Of course moving to LMDB would be the best approach, but we're still not there yet, it takes a long time to switch directory format when you're dealing with hundreds of OpenLDAP instances on Solaris 11 (esp. where Oracle have only recently provided a way of upgrading from 2.4.30 to 2.4.44).

Best regards,
Mark.


--------------------------------------------------------------------------------

NOTICE: Morgan Stanley is not acting as a municipal advisor and the opinions or views contained herein are not intended to be, and do not constitute, advice within the meaning of Section 975 of the Dodd-Frank Wall Street Reform and Consumer Protection Act.
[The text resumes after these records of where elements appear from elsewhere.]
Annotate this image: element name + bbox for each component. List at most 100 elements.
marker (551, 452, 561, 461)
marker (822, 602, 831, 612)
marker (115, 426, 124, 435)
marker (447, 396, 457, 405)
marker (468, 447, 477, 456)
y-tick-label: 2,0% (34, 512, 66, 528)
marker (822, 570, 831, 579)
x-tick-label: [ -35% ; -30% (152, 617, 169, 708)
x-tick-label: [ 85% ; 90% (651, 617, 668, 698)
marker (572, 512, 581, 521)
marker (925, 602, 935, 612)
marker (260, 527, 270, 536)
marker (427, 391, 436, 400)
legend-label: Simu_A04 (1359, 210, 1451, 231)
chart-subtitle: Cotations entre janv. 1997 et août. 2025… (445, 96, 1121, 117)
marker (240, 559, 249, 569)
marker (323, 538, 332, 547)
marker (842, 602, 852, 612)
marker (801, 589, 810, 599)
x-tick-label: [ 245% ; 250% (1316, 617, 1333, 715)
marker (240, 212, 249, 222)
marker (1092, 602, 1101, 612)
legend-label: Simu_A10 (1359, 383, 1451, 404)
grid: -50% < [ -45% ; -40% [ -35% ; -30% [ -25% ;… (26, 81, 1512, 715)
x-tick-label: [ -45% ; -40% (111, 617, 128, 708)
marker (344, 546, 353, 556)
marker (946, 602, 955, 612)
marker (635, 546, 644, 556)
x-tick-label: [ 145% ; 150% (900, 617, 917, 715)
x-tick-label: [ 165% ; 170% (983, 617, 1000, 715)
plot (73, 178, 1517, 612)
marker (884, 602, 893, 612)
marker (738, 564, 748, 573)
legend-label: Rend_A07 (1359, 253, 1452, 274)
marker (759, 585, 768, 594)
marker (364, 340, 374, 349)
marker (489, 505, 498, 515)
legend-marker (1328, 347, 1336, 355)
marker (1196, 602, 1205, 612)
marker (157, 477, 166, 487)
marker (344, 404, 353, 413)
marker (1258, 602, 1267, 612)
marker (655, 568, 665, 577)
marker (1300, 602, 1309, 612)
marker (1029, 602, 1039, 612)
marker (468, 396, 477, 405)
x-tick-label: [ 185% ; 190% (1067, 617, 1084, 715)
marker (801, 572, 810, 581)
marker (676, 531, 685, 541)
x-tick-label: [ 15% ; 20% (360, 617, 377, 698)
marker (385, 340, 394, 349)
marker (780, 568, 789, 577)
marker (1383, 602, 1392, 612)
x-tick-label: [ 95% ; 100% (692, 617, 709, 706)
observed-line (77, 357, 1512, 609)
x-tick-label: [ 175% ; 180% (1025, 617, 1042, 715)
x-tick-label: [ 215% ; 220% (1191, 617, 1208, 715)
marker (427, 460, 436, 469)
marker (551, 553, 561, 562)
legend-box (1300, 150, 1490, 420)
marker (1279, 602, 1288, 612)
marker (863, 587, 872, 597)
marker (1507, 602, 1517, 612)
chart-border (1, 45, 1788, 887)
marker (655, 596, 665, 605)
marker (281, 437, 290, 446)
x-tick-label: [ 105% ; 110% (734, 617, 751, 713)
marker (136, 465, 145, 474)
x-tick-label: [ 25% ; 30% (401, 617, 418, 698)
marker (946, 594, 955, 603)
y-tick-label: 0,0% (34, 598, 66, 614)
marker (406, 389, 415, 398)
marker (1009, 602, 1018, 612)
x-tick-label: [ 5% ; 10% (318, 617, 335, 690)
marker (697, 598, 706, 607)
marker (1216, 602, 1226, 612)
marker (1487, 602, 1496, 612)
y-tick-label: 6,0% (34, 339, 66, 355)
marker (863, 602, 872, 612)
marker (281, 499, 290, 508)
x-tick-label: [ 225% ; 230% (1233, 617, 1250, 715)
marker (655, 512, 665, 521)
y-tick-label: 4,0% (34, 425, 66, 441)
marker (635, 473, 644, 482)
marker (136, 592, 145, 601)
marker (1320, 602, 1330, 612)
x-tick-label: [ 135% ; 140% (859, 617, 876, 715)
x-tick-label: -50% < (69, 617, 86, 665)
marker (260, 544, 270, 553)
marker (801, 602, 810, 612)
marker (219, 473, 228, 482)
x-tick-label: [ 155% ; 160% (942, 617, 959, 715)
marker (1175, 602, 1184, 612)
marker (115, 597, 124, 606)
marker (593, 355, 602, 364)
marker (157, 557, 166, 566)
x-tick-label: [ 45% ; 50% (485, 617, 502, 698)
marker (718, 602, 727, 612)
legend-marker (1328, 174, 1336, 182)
If you have received this communication in error, please destroy all electronic and paper copies and notify the sender immediately. Mistransmission is not intended to waive confidentiality or privilege. Morgan Stanley reserves the right, to the extent permitted under applicable law, to monitor electronic communications. This message is subject to terms available at the following link: http://www.morganstanley.com/disclaimers  If you cannot access these links, please notify us by reply message and we will send the contents to you. By communicating with Morgan Stanley you consent to the foregoing and to the voice recording of conversations with personnel of Morgan Stanley.

Comment 11 Quanah Gibson-Mount 2019-06-17 17:40:17 UTC

changed notes
moved from Software Bugs to Incoming

Comment 12 Quanah Gibson-Mount 2020-03-22 23:02:32 UTC

back-bdb/hdb are deprecated for 2.4 and removed for 2.5.